Nach dem Kinobesuch musste ich erfahren, dass Filmkritiker Dustin Putman dieses
Dilemma bereits gut zusammengefasst hat:
„Also problematic is the romance that arises between Mavis and Jonathan. It's not that their relationship isn't sweet in its own way (…), but director Genndy Tartakovsky grossly overlooks the logistics of a vampire who will live forever going out with a mortal human. There is no mention of Jonathan having to give up his human life to be with Mavis, nor is it ever broached that Jonathan will have died before Mavis has reached the vampiric equivalent of middle age. As the film's end paves the way for a rocking musical number and the two lovebirds swoon all over each other, the underlying fact still remains that these two kids are in for a world of hurt and heartache, and sooner rather than later. Simply put, it's emotionally dishonest.“[1]

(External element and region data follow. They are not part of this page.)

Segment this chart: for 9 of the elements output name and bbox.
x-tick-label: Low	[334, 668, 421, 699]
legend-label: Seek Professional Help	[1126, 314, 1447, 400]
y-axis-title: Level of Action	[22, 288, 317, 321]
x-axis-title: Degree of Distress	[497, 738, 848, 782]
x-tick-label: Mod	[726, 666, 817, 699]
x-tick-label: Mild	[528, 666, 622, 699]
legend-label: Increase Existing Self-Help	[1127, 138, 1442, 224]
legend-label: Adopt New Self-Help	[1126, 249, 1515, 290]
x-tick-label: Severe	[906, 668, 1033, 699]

Andererseits besiegt der Film bereits den Menschen/Monster-Rassismus auf vielfacher Basis, also besteht die Chance, dass es auch für Mavis und Jonathan eine Lösung gibt.
Hotel Transsilvanien bietet nicht die ausgefeilte Story eines
PIXAR-Films noch deren technische Überlegenheit. Dieser Film ist ein oftmals
überdrehter Cartoon, unterhaltsam, kurzweilig und im Grunde lohnt es sich schon
nur für einen herrlichen Seitenhieb auf Twilight – Bis(s) zum Morgengrauen ein
Ticket zu lösen. Die Elemente, die den Film auch über Slapstick hinaus
interessant machen, sind vorhanden, aber noch nicht zahlreich. Genndy
Tartakovsky zeigt aber, das er in der Lage ist, diese einzubauen und wenn
zukünftige Filme eine noch bessere Balance finden, darf man bereits jetzt
gespannt sein.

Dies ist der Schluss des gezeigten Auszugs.